Pengertian Pancasila itu merupakan
suatu sistem nilai dapt dilacak dari sila-sila Pancasila yang merupakan suatu
sistem. Dari uraian mengenai nilai-nilai yang terkandung dalam sila Pancasila
itu pula, tampak dengan jelas bahwa nilai-nilai yang termuat dalam Pancasila
termasuk dalam tingkatan nilai yang tinggi, dengan urutan sila Ketuhanan Yang
Maha Esa menduduki tingkatan dan bobot nilai tertinggi, karena secara jelas
mengandung nilai religius. Pada tingkatan di bawahnya adalah keempat nilai
manusiawi dasar.
Suatu hal yang diberikan penekanan
lebih dahulu yakni meskipun nilai-nilai yang terkandung dalam Pancasila itu
mempunyai tingkatan dan bobot nilai yang berbeda yang berarti ada ‘keharusan’

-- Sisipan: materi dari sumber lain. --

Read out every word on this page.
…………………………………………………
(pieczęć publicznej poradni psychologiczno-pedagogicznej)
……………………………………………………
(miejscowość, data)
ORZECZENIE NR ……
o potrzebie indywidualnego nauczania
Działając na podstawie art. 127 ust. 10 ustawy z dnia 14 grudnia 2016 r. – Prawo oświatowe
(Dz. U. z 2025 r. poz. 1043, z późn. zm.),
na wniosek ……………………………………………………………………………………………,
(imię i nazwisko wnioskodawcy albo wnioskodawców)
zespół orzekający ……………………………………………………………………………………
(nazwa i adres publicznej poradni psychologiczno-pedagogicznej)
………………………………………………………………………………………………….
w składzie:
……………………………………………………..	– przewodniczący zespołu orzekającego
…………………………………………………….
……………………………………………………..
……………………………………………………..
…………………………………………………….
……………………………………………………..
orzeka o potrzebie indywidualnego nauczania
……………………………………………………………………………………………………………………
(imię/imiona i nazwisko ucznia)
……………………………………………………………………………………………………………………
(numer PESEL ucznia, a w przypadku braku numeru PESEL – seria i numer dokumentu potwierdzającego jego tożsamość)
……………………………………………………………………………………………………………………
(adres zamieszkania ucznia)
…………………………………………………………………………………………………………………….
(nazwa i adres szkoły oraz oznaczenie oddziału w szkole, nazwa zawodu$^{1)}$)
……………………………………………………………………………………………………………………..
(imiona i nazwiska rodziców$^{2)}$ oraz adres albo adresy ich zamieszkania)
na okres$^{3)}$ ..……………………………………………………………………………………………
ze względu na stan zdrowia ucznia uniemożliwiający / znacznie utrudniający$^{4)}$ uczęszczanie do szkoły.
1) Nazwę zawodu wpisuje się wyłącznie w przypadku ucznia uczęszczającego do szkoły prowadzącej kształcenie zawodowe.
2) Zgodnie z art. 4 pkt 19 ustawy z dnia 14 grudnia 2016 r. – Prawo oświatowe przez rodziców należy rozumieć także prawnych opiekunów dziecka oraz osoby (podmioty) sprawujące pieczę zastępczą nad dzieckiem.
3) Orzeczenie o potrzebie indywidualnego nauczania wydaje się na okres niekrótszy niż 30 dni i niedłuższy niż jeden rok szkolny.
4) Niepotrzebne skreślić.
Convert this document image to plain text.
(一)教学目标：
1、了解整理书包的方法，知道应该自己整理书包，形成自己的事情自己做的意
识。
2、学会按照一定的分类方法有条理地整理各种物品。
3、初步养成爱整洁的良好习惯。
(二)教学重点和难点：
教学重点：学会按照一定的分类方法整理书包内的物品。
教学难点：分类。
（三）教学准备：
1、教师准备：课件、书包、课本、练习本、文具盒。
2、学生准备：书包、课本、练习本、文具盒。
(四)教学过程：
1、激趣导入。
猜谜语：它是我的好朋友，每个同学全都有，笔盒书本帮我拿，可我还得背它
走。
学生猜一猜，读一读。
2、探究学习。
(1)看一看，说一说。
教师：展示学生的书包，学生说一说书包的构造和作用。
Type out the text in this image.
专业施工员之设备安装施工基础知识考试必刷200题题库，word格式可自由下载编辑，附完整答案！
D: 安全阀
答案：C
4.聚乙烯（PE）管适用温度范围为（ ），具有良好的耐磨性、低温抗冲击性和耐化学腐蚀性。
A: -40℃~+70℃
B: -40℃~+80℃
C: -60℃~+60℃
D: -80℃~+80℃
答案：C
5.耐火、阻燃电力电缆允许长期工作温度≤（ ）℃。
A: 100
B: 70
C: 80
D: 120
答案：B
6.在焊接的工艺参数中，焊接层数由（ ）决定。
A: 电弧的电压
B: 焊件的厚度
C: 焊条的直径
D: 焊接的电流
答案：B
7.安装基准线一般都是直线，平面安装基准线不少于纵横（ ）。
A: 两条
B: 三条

untuk menghormati nilai yang lebih tinggi, nilai-nilai yang berbeda tingkatan
dan bobot nilainya itu tidak saling berlawanan atau bertentangan melainkan
saling melengkapi.
E.
PANCASILA
SEBAGAI NILAI DASAR FUNDAMENTAL BAGI BANGSA DAN NEGARA REPUBLIK INDONESIA
1. Dasar Filosofis
Pancasila sebagai dasar filsafat
negara serta sebagai filsafat hidup bangsa Indonesia pada hakikatnya merupakan
suatu nilai-nilai yang bersifat sistematis. Oeh karena itu sebagai suatu dasar
filsafat maka sila-sila Pancasila merupakan suatu kesatuan yang bulat ,
hierarkis dan sistematis. Oleh karena merupakan suatu sistem filsafat maka
kelima sila bukan terpisah-pisah dan memiliki makna sendiri-sendiri, melainkan
memiliki esensi makna yang utuh.Pancasila sebagai filsafat bangsa dan negara
Republik Indonesia, mengandung makna bahwa dalam setiap aspek Kehidupan,
Kebangsaan, Kemasyarakatan, serta kenegaraan harus berdasarkan nilai-nilai
Ketuhanan, Kemanusiaan, Persatuan, Kerakyatan dan Keadilan. Pemikiran filsafat
kenegaraan bertolak dari suatu pandangan
bahwa negara adalah merupakan suatu persekutuan hidup manusia atau organisasi
kemasyarakatan dalm hidup manusia (legal society) atau masyarakat hukum.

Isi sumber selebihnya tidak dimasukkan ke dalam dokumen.